E.V. Rieu & J.B. Phillips
A Discussion Between Dr. E.V. Rieu and the Rev. J.B. Phillips reprinted on the Bible Research Site.
Now, my personal reason for doing this was my own intense desire to satisfy myself as to the authenticity and the spiritual content of the Gospels and, if I received any new light by an intensive study of the Greek originals, to pass it on to others. I approached them in the same spirit as I would have approached them had they been presented to me as recently discovered Greek manuscripts, rather like the Old Testament manuscripts which a year or two ago were found in that cave in Palestine. That is the spirit in which I undertook my task, to find out new things.
My story goes back to the days of the blitz when I was in London and in charge of a fairly large youth group. I'd always found the Epistles particularly inspiring and full of spiritual help, but these young people quite plainly couldn't make head or tail of them in the Authorized Version; these were not for the most part church young people at all. And when during the blackout I attempted to while the time  away by reading to them from the Authorized Version, quite honestly they couldn't make any sense of it at all.

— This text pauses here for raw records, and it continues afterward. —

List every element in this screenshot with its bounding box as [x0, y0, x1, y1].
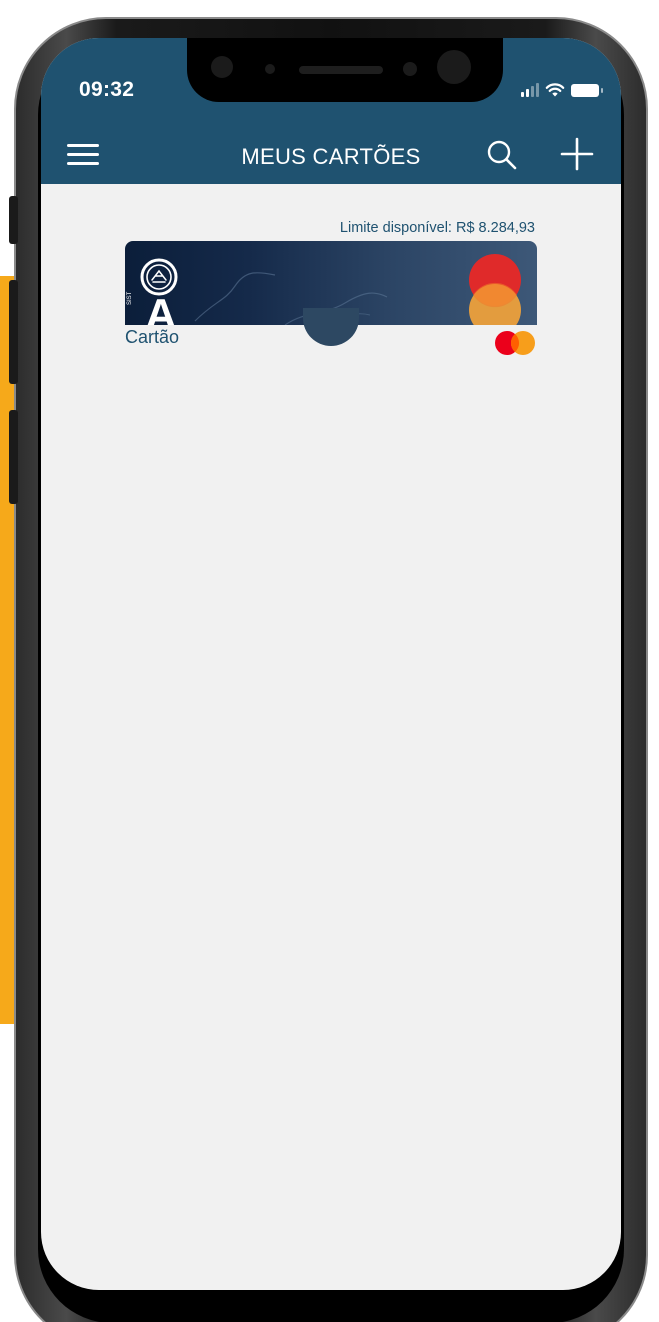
- camera-notch: [187, 38, 503, 102]
- search-icon: [487, 140, 517, 170]
- phone-screen: 09:32 MEUS CARTÕES Limite disponível: R$…: [41, 38, 621, 1290]
- mastercard-small-icon: [495, 331, 535, 355]
- wifi-icon: [545, 83, 565, 97]
- card-brand-letter: A: [145, 290, 177, 326]
- volume-down-button: [9, 410, 18, 504]
- card-label: Cartão: [125, 327, 180, 347]
- cellular-signal-icon: [521, 83, 539, 97]
- card-toggle-tab[interactable]: [303, 308, 359, 346]
- sensor-dot: [211, 56, 233, 78]
- add-card-button[interactable]: [559, 136, 595, 172]
- mockup-stage: 09:32 MEUS CARTÕES Limite disponível: R$…: [0, 0, 659, 1322]
- available-limit: Limite disponível: R$ 8.284,93: [339, 220, 535, 236]
- sensor-dot: [403, 62, 417, 76]
- status-time: 09:32: [79, 78, 135, 101]
- volume-up-button: [9, 280, 18, 384]
- status-bar: 09:32: [41, 38, 621, 126]
- sensor-dot: [265, 64, 275, 74]
- earpiece-speaker: [299, 66, 383, 74]
- app-header: MEUS CARTÕES: [41, 126, 621, 184]
- front-camera: [437, 50, 471, 84]
- page-title: MEUS CARTÕES: [241, 144, 421, 169]
- plus-icon: [560, 137, 594, 171]
- battery-icon: [571, 83, 603, 97]
- mastercard-logo-icon: [469, 254, 521, 325]
- card-side-text: SIST: [127, 291, 133, 305]
- status-icons: [521, 82, 603, 98]
- search-button[interactable]: [485, 138, 519, 172]
- mute-switch: [9, 196, 18, 244]
- side-accent-bar: [0, 276, 14, 1024]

So in a very small and amateur sort of way I began to translate them from the Greek, simply in order that they might understand them. I think I began with Colossians. And then I had a bit of luck, because something prompted me to send a copy of Colossians to C.S. Lewis, whose works I at that time was greatly admiring. And he wrote back these most encouraging words: "It's like seeing an old picture that's been cleaned. Why don't you go on and do the lot?" Well, I took his advice, and I did eventually translate all the Epistles, and they were published as "Letters to Young Churches." ...
I do so agree, if I may put it in here, with what Doctor Rieu has said about disabusing one's mind of the Authorized Version or any other version that one has in mind. I also tried to forget about everything I'd ever read in the way of translating, or indeed of interpretation, and to read the Greek documents on their own merits, let them strike me with their impact, if they had any impact, as something I'd never seen before. Of course, one can't altogether succeed in this, but I did try to do it. Well, that very briefly is how it started with me
Rieu comments here on the use of the term 'paraphrase'.

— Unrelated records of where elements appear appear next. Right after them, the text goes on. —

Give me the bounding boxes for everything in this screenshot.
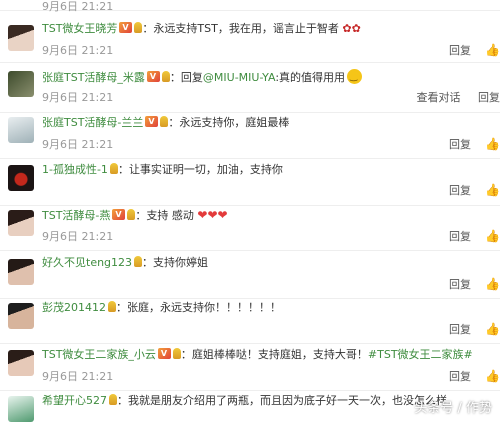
comment-row: 好久不见teng123 ：支持你婷姐 回复 👍 bbox=[0, 248, 500, 299]
reply-button[interactable]: 回复 bbox=[449, 230, 471, 243]
rose-icon: ✿ bbox=[342, 22, 352, 35]
reply-button[interactable]: 回复 bbox=[449, 184, 471, 197]
comment-text: 让事实证明一切，加油，支持你 bbox=[128, 163, 283, 176]
comment-text: 张庭，永远支持你！！！！！！ bbox=[127, 301, 281, 314]
username[interactable]: 1-孤独成性-1 bbox=[42, 163, 108, 176]
heart-icon: ❤ bbox=[197, 208, 208, 222]
lightbulb-icon bbox=[109, 163, 118, 174]
comment-row: TST微女王二家族_小云：庭姐棒棒哒！支持庭姐，支持大哥！#TST微女王二家族#… bbox=[0, 340, 500, 391]
like-icon[interactable]: 👍 bbox=[485, 277, 500, 291]
vip-badge-icon bbox=[157, 347, 171, 361]
username[interactable]: 好久不见teng123 bbox=[42, 256, 132, 269]
comment-date: 9月6日 21:21 bbox=[42, 44, 114, 57]
smile-emoji-icon bbox=[347, 69, 363, 84]
comment-text: 支持 感动 bbox=[146, 209, 194, 222]
avatar[interactable] bbox=[8, 350, 34, 376]
avatar[interactable] bbox=[8, 165, 34, 191]
comment-text: 支持你婷姐 bbox=[153, 256, 209, 269]
reply-button[interactable]: 回复 bbox=[449, 278, 471, 291]
comment-text: 庭姐棒棒哒！支持庭姐，支持大哥！ bbox=[191, 348, 368, 361]
avatar[interactable] bbox=[8, 71, 34, 97]
comment-row: 1-孤独成性-1 ：让事实证明一切，加油，支持你 回复 👍 bbox=[0, 155, 500, 206]
username[interactable]: TST微女王晓芳 bbox=[42, 22, 117, 35]
hashtag-link[interactable]: #TST微女王二家族# bbox=[368, 348, 473, 361]
like-icon[interactable]: 👍 bbox=[485, 369, 500, 383]
comment-row: 张庭TST活酵母_米露：回复@MIU-MIU-YA:真的值得用用 9月6日 21… bbox=[0, 62, 500, 113]
comment-row: 张庭TST活酵母-兰兰：永远支持你，庭姐最棒 9月6日 21:21 回复👍 bbox=[0, 108, 500, 159]
lightbulb-icon bbox=[108, 301, 116, 312]
reply-button[interactable]: 回复 bbox=[478, 91, 500, 104]
like-icon[interactable]: 👍 bbox=[485, 322, 500, 336]
heart-icon: ❤ bbox=[217, 208, 228, 222]
comment-text: 永远支持你，庭姐最棒 bbox=[179, 116, 290, 129]
comment-text: 我就是朋友介绍用了两瓶，而且因为底子好一天一次，也没怎么样 bbox=[128, 394, 447, 407]
comment-date: 9月6日 21:21 bbox=[42, 370, 114, 383]
comment-text: 永远支持TST，我在用，谣言止于智者 bbox=[153, 22, 339, 35]
username[interactable]: TST微女王二家族_小云 bbox=[42, 348, 156, 361]
avatar[interactable] bbox=[8, 259, 34, 285]
like-icon[interactable]: 👍 bbox=[485, 229, 500, 243]
reply-button[interactable]: 回复 bbox=[449, 370, 471, 383]
like-icon[interactable]: 👍 bbox=[485, 183, 500, 197]
lightbulb-icon bbox=[161, 71, 170, 82]
reply-button[interactable]: 回复 bbox=[449, 323, 471, 336]
username[interactable]: TST活酵母-燕 bbox=[42, 209, 110, 222]
heart-icon: ❤ bbox=[207, 208, 218, 222]
username[interactable]: 张庭TST活酵母-兰兰 bbox=[42, 116, 143, 129]
like-icon[interactable]: 👍 bbox=[485, 137, 500, 151]
rose-icon: ✿ bbox=[351, 22, 361, 35]
vip-badge-icon bbox=[145, 115, 159, 129]
vip-badge-icon bbox=[146, 70, 160, 84]
comment-row: 9月6日 21:21 bbox=[0, 0, 500, 13]
username[interactable]: 希望开心527 bbox=[42, 394, 107, 407]
avatar[interactable] bbox=[8, 303, 34, 329]
comment-date: 9月6日 21:21 bbox=[42, 230, 114, 243]
avatar[interactable] bbox=[8, 117, 34, 143]
view-conversation-link[interactable]: 查看对话 bbox=[417, 91, 461, 104]
comment-date: 9月6日 21:21 bbox=[42, 91, 114, 104]
mention-link[interactable]: @MIU-MIU-YA bbox=[203, 71, 275, 84]
comment-text: :真的值得用用 bbox=[275, 71, 346, 84]
lightbulb-icon bbox=[134, 256, 143, 267]
comment-row: 彭茂201412 ：张庭，永远支持你！！！！！！ 回复 👍 bbox=[0, 293, 500, 344]
watermark: 头条号 / 作势 bbox=[414, 401, 492, 416]
comment-date: 9月6日 21:21 bbox=[42, 138, 114, 151]
avatar[interactable] bbox=[8, 396, 34, 422]
like-icon[interactable]: 👍 bbox=[485, 43, 500, 57]
avatar[interactable] bbox=[8, 210, 34, 236]
lightbulb-icon bbox=[109, 394, 117, 405]
reply-button[interactable]: 回复 bbox=[449, 138, 471, 151]
username[interactable]: 彭茂201412 bbox=[42, 301, 106, 314]
comment-row: TST活酵母-燕：支持 感动 ❤❤❤ 9月6日 21:21 回复👍 bbox=[0, 200, 500, 251]
vip-badge-icon bbox=[119, 21, 133, 35]
comment-row: TST微女王晓芳：永远支持TST，我在用，谣言止于智者 ✿✿ 9月6日 21:2… bbox=[0, 12, 500, 63]
avatar[interactable] bbox=[8, 25, 34, 51]
username[interactable]: 张庭TST活酵母_米露 bbox=[42, 71, 145, 84]
vip-badge-icon bbox=[112, 208, 126, 222]
lightbulb-icon bbox=[172, 348, 181, 359]
reply-button[interactable]: 回复 bbox=[449, 44, 471, 57]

The word is much misused, by the way; it is often used as a term of abuse for very good translation. I should put it in this way, that it is permissible only where literal translation is liable to obscure the original meaning. I would go further and say that on such occasions it is not only permissible, but it is imperative, and therefore it becomes good translation, and the word 'paraphrase' should disappear.

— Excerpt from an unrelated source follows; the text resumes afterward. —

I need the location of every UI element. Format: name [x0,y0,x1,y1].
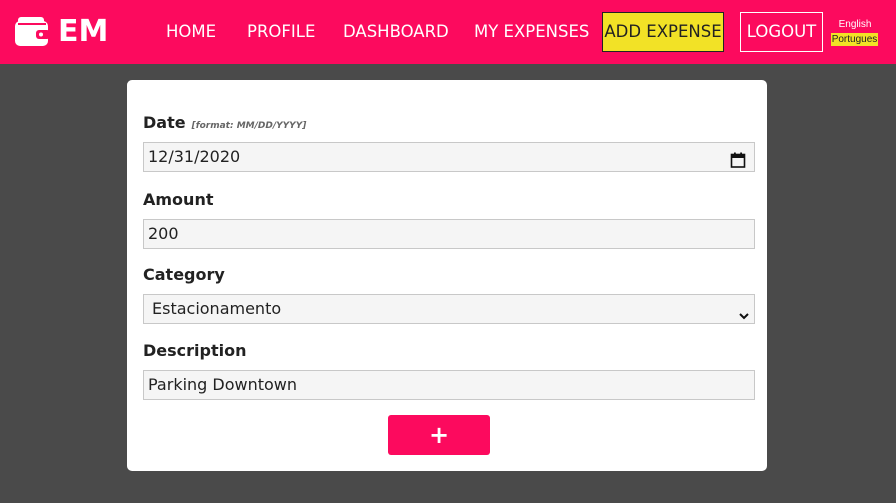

I sometimes wonder, Doctor Rieu, whether our critics realize what a very difficult task we set ourselves. They criticize this, that, and the other — but it means a good deal of headache for us, doesn't it? What I don't think some of them realize, you know, is that we have to come down on one side or the other. A critic or commentator may say this may mean A or B, or even C or D, but you and I have to come down one side or the other.
I would like to reiterate this point, i.e. that a translator, every translator, has to make a choice, a human choice, about how to translate the Greek text. There are no exceptions. A close reading of this discussion will show that these two men did make different translation choices, but they were able to talk amicably about these differences and come to a greater understanding of each other and the translation process.